En las torres de marfil habitan gentes maravillosas. Se pueden encontrar pensadores ocupados en el estudio de los problemas reales de los seres reales, para ofrecer soluciones duraderas y eficaces. En sus recintos se mueven seres humanos entregados a la utopía de aunar sus esfuerzos para hacer frente a las tragedias, más mortíferas que los actos terroristas, que ocasiona el hambre y el subdesarrollo. En su torre de marfil viven los médicos que denuncian las torturas de sus correligionarios exponiéndose al estigma de la traición a la patria. Las torres se abren a todo género de personas que desprecian las tesis dominantes e intentan pensar y racionalizar los conflictos, preservando las esencias del sistema y multiplicando la eficacia de los instrumentos legales para hacer frente a las agresiones bárbaras de los sembradores del terror. Parece ser que la ética y los valores están destinados, en un presente y futuro inmediato, a refugiarse y defenderse en las excluyentes torres de marfil. Todo el que pretenda abandonar sus recintos sufrirá la incomodidad que produce perturbar la tranquilidad de los poderosos.
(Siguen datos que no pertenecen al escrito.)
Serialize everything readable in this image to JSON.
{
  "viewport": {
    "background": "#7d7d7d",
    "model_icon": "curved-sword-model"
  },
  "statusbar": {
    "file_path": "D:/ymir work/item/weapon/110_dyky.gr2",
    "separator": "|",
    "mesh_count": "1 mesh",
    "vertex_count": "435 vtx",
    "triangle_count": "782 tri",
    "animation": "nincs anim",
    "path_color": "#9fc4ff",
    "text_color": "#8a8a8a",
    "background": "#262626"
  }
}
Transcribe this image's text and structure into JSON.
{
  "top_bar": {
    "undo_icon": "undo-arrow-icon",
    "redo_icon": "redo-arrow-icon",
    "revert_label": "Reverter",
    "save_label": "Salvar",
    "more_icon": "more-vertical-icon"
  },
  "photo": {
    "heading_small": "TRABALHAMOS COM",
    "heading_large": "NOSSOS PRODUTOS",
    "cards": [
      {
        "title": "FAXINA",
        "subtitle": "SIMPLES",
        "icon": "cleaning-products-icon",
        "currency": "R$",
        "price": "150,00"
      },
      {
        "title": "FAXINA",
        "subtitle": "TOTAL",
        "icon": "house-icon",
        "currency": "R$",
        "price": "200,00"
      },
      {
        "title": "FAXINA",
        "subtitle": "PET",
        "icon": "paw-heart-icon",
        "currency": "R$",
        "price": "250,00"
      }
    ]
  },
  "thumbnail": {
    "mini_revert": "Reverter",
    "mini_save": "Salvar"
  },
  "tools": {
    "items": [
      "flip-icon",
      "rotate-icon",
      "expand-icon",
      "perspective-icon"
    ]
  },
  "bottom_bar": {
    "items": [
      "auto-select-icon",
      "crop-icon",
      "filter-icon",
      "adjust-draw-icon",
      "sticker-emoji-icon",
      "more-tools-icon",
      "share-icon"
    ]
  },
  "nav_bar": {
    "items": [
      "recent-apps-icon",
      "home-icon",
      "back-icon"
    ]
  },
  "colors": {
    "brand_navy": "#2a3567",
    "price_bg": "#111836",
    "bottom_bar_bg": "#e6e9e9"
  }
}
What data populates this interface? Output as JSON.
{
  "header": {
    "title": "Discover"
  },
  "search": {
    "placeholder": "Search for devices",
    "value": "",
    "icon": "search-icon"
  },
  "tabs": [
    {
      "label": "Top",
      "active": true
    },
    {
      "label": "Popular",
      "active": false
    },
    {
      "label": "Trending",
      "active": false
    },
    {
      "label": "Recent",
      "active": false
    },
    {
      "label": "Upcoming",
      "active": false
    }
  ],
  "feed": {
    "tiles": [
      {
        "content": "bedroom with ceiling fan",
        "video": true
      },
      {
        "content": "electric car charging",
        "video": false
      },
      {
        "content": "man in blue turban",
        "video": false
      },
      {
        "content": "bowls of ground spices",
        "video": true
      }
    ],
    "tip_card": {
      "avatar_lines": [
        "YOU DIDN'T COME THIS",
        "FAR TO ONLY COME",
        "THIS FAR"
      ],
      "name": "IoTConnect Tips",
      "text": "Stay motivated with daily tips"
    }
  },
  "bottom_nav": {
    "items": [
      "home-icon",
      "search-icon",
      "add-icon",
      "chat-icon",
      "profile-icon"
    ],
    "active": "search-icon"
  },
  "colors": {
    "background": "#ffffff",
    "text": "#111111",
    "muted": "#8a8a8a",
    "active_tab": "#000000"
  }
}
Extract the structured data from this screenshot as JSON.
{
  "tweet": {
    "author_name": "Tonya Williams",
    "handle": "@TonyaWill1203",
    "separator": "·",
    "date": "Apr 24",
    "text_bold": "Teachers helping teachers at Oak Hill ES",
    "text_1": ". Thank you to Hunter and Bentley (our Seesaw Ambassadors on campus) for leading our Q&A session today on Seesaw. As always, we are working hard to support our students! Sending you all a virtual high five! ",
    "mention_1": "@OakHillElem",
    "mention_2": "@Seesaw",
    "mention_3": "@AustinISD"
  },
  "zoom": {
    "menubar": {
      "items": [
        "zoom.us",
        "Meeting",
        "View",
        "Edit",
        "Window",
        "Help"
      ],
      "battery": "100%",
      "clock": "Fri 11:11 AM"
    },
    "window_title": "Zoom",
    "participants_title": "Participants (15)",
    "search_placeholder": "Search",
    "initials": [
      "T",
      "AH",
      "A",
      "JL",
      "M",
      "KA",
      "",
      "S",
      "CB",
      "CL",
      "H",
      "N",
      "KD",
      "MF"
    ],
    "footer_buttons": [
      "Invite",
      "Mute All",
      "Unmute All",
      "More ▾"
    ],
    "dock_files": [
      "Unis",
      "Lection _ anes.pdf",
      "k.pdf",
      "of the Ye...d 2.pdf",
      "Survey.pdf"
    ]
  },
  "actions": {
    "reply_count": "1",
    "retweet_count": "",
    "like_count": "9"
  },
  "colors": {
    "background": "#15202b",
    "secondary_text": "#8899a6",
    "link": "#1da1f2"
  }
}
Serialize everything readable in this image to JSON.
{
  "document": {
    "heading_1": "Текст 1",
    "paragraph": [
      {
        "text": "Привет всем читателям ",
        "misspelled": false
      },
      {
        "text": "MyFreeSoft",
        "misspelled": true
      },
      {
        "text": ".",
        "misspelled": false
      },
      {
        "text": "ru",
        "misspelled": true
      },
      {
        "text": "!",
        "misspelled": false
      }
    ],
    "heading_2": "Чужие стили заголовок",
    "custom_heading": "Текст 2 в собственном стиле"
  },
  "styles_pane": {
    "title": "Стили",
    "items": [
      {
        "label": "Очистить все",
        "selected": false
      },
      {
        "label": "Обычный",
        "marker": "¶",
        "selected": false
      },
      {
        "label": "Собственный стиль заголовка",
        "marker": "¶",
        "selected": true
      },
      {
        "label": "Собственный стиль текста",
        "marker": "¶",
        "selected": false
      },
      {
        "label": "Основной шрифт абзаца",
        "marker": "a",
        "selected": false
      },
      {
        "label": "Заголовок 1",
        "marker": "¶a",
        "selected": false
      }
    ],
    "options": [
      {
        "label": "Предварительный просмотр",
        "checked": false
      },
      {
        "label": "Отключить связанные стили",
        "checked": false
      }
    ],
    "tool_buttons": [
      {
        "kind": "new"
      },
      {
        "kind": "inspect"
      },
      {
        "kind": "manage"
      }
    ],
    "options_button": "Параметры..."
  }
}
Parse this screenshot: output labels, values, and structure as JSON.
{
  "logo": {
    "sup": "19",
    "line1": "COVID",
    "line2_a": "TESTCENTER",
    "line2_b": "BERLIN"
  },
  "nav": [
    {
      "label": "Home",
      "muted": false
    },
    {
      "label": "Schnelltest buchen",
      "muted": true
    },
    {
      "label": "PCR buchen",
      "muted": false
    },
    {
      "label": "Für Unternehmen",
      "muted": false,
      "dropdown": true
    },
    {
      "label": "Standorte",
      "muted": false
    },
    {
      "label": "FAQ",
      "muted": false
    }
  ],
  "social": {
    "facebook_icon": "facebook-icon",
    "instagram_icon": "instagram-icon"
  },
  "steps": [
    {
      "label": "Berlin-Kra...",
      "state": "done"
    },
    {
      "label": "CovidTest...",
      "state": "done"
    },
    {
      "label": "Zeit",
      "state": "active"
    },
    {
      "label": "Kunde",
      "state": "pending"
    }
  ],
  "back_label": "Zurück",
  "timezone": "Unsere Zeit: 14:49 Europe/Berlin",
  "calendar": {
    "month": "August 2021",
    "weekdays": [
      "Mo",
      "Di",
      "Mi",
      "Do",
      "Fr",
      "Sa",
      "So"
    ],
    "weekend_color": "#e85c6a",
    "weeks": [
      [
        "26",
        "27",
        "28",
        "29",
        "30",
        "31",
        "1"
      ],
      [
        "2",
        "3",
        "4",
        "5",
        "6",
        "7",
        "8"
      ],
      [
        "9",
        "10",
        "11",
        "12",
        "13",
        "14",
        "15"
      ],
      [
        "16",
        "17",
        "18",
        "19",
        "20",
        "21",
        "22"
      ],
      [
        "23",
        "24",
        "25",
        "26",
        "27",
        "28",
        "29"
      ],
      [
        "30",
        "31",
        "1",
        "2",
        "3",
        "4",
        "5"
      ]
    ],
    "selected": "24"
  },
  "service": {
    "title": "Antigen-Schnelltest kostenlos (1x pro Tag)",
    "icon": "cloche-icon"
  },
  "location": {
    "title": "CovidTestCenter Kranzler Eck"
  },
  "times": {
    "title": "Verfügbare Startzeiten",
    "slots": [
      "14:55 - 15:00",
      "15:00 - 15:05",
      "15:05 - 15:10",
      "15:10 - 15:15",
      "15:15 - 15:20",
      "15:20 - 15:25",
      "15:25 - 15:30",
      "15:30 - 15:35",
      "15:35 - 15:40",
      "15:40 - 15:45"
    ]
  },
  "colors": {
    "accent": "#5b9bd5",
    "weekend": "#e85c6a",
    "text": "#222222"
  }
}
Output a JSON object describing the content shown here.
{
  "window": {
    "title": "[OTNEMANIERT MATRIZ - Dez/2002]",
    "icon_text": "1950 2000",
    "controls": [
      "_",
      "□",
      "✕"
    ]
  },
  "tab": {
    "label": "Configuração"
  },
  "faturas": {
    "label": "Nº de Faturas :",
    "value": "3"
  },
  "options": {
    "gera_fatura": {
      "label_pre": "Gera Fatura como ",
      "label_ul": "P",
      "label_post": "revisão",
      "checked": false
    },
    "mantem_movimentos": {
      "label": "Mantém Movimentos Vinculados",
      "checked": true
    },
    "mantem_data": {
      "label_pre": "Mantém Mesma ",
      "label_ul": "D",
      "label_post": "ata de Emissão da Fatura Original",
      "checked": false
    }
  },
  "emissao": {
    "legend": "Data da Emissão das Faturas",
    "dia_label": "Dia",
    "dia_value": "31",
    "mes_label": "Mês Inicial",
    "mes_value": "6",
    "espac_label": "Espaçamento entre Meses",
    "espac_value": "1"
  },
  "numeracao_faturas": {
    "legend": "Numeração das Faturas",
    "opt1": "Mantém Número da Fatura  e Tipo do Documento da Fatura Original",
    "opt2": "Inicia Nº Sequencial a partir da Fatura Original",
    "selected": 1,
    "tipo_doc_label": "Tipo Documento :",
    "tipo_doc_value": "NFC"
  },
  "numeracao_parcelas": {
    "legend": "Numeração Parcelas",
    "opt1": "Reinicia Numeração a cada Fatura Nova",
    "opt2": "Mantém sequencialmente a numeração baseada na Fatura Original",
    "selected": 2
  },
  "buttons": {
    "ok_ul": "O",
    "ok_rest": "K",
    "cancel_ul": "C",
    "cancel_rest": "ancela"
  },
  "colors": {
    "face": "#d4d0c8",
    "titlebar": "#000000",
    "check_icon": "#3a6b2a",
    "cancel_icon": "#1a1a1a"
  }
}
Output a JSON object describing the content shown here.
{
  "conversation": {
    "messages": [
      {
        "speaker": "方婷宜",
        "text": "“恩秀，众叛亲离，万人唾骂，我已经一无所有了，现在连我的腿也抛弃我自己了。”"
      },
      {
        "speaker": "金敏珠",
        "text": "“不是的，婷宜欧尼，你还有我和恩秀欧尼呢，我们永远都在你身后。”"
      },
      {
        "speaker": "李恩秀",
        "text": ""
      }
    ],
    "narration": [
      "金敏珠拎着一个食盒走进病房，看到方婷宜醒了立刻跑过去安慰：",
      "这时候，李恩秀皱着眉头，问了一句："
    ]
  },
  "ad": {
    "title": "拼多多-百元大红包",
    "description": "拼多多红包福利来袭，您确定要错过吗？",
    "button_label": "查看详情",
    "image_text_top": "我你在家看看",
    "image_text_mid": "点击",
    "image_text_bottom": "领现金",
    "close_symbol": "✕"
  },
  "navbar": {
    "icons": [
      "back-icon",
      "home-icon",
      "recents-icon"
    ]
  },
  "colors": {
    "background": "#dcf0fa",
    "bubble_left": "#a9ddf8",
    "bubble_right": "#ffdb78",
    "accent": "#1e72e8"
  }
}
Siguiendo por la senda del disparate el ministro del Interior Charles Clarke ha sugerido la redacción de un catálogo -¿por qué no un decálogo?- de comportamientos inconvenientes que justifican la expulsión de los predicadores del odio y el crimen. Los que difundan determinadas doctrinas, cuyos límites nunca estarán claros, pueden ser arrojados a las fronteras de la nada sin trámites enojosos. Como propone un tabloide inglés, sin rodeos ni cortapisas: "Echémoslos a patadas".

Afortunadamente el alcalde de Londres Ken Livingstone, apelado "el rojo", se ha incorporado a los habitantes de las torres de marfil, criticando, severa y racionalmente, las propuestas. Los guardianes del orden no podrán acusarle de ensimismado, mientras controla el funcionamiento de una ciudad de más de diez millones de habitantes que apoyan masivamente su gestión. Su insensibilidad sería incompatible con su cargo.

Las trampas de este juego han quedado al desnudo. Nadie puede resignarse a ser excluido del debate. Se alzan voces, cada vez numerosas repudiando la política suicida de predicadores banales solamente preocupados por los intereses de unos pocos. Los habitantes de las torres de marfil comienzan a ser millones que sólo quieren preservar la razón y la necesidad de la crítica frente a los que pretenden demostrar, con trampas dialécticas, que los únicos valores respetables son los que cotizan en Bolsa. Las torres de marfil pueden ganar la partida y dar jaque mate a los caballos desbocados y a sus apocalípticos jinetes.